Bereits in der Steinzeit war die Cilento-Region besiedelt, wie Höhlenfunde beweisen. Zwischen dem 8. und dem 5. Jahrhundert v. Chr. wurde die Küste der Cilento-Region von Griechen besiedelt. Im Mündungsgebiet des Seles zeugen noch heute jene „plumpen, kegelförmigen Kolonnen, fast angreifend, wenn nicht sogar erschreckend“ – wie Goethe bei seiner Italienreise 1787 schrieb – von bedeutender antiker Vergangenheit: Drei der am besten erhaltenen, etwa 2.500 Jahre alten griechischen Tempel in Paestum bilden 1½ Autostunden südlich von Neapel die würdevolle Eingangspforte zum Cilento. In Velia, das im Jahr 540 v.
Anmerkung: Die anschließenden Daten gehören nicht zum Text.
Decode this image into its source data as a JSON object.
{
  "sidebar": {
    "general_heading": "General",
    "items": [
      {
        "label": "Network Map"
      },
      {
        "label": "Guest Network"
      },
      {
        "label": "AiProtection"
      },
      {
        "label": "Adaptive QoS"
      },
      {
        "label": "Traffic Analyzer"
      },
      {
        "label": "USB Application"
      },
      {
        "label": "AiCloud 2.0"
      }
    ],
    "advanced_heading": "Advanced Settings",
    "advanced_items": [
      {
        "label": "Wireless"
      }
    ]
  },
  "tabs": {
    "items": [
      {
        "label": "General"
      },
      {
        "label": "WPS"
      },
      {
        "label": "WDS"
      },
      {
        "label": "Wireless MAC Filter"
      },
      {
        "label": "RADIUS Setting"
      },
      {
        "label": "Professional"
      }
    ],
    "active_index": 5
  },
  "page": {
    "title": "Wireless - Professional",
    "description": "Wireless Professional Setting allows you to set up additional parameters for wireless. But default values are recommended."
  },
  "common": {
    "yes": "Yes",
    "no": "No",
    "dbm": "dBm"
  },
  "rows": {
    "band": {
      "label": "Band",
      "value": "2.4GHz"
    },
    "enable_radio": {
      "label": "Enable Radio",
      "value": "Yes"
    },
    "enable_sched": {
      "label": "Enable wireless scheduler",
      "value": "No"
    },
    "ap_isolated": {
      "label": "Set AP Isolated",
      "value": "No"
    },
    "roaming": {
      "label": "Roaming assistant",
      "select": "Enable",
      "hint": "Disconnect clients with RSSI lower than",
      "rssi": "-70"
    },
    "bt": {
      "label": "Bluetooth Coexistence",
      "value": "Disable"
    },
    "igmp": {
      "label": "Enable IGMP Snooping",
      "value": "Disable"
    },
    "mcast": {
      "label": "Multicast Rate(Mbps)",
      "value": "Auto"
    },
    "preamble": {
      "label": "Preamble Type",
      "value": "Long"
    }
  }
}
Chr. von phokäischen Griechen gegründet wurde, gab es eine bekannte Philosophenschule. Wie die ganze Küste des Cilento ist das Palinuro-Kap eine wichtige Stätte der griechischen Sagenwelt: Nach Vergil segelte Aeneas durch die Weltmeere und erblickte an dieser Küste zum ersten Mal Italien. Sein Gefährte Palinurus schlief jedoch am Steuer ein, fiel über Bord und musste von Aeneas am Strand bestattet werden. Diesem schiffbrüchigen Steuermann verdankt das Kap seinen Namen. Viele der griechischen Siedlungen wurden im 3. Jahrhundert v. Chr. von den Römern übernommen. Nach dem Untergang des Römischen Reichs wurde die Region von Goten, Byzantinern, Sarazenen und Langobarden beherrscht. Im 11. und 12. Jahrhundert hatten die Benediktiner einen großen Einfluss in der Region, wo sie umfangreiche Ländereien verwalteten. In der Folge stand die Region wie weite Teile Süditaliens unter normannischer, dann staufischer und schließlich angiovinischer Herrschaft. Im Jahr 1552 wurde die Region von Türken angegriffen. Bei diesem Angriff wurde das Kastell von Camerota fast vollständig zerstört. In der Folge bauten die spanischen Vizekönige von Neapel die Küstenverteidigung aus. Aus dieser Zeit stammen viele der heute noch erhaltenen Küstenwachtürme. Im 19. Jahrhundert kam es auch im Cilento zu Aufständen gegen die Bourbonen. Die verbreitete Armut führte dazu, dass viele Bewohner nach Südamerika oder in die USA auswanderten. In den 1990er Jahren wurde der Vorschlag, in der Region Kampanien eine sechste eigenständige Provinz Cilento zu begründen, intensiv diskutiert. Strittig war die Frage, welche Stadt Hauptstadt der neuen Provinz werden würde. Kandidaten waren Vallo della Lucania, Agropoli, Sala Consilina und Sapri. Zu Beginn des 21. Jahrhunderts wurde die Möglichkeit diskutiert, dass der Cilento von Kampanien als dritte Provinz in die Region Basilikata wechseln könnte.